When desiring to break things, Man used the stone as a hammer, a thing with which he struck instead of only a thing on which he struck, he had perhaps become definite by Man; certainly he had done so when he first began to use fire and when he first began to use edged stones for cutting and shaping things as well as for breaking them. Fire, the flint chisel or axe, and the flint weapon, made him an embryo manufacturer, able to fight at an advantage against beasts stronger and swifter than himself. He had started on his career as conqueror; he had crossed the line which distinguishes him from the beasts; he was indubitably primitive Man. In whatever stratum of the earth's surface we can find indubitably human bones, or shaped flints, or things made by shaped flints, or things made with fire, we know that in that place primitive Man existed at a time when that particular stratum was the top stratum; though geologists may differ on the question of how many tens of thousands of years have elapsed since that time. But what we do know in consequence is that primitive Man was in existence in different parts of Europe and in the Indian Archipelago tens of thousands of years ago; and there are portions of the earth's surface where primitive Man--Man who has no tools except such as are made of stone and bone and wood--still exists, regions where he has not discovered the use of metal. In the first stone-tool stage he was "paleolithic," in the second improved stage he was "neolithic."

Man when he has discovered the use of metal is primitive Man no longer; till then his progress has been limited by the inefficiency of his tools. The metal-using race is definitely better armed for the conflict both with human competitors and with nature, and the conquering races are those which can turn metal to the best account.
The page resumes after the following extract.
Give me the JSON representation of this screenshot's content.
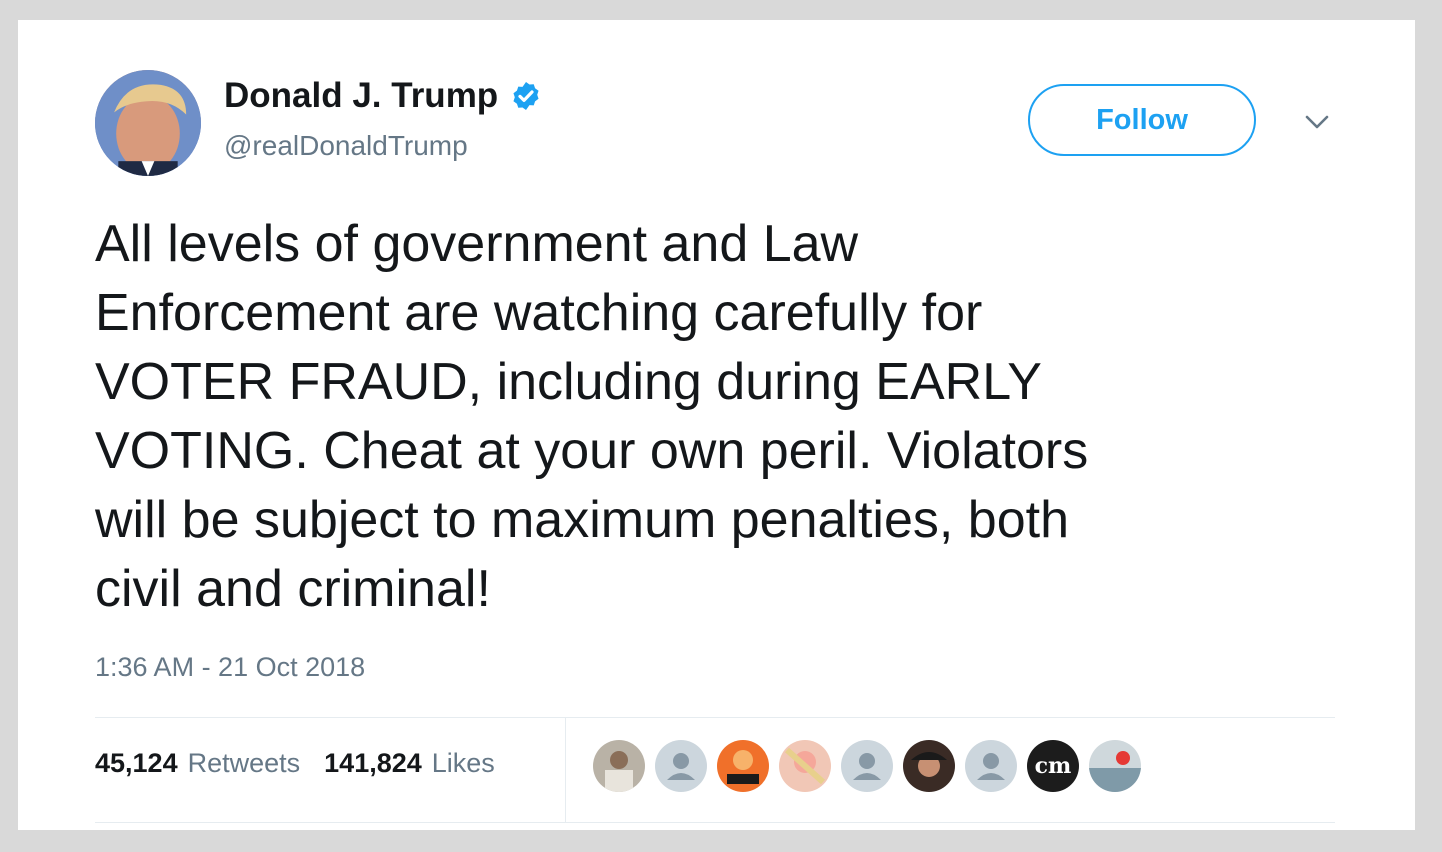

Man, in short, progresses not only by adapting himself to his environment, but by adapting his environment to himself; and metal provides him with a means to that end infinitely superior to any which he possessed before he learnt to use it. The use of metal carries him out of the really primitive stage; his communities become permanent settlements with a continuous development. We are well within what may be properly called the historic period before another discovery gives immediate superiority to the peoples who have improved upon the use of the earlier known softer metals, copper and bronze, and have learnt to use weapons and tools of iron.

Primitive Man has no history, because he leaves no conscious record of his doings. History begins only when man has progressed sufficiently to erect permanent buildings and to decorate them with pictorial representations of his doings; more difinitely when he has begun to use the pictorial art not only to represent events or portraits but to symbolize sounds, when fiures stand for words--that is to say, when writing has been invented. Mural pictures or inscriptions are the earliest historical documents. With the movable records engraved on tablet cylinder the era of Books has begun. But it is not till a later stage that the enquirer sits down to compile from oral tradition and the dubious interpretation of ancient records a story of the past.

We may confidently anticipate that the still very youthful science of anthropology will presently enable us to arrive at very much more certain conclusions than has been possible as yet as to the nature of primitive societies. But it may be taken as proved, or at least as a probable working hypothesis, that every community regarded its members as of one kin having a common ancestor, and counted certain other communities as being also akin, the common rule being that husband and wife must not be born members of the same community, but that mating was confined to the single group of communities. There does not appear to be anywhere a trace of sexual community, though plenty of polygamy, which allowed one man many wives, and some of polyandry, which allowed one woman many husbands.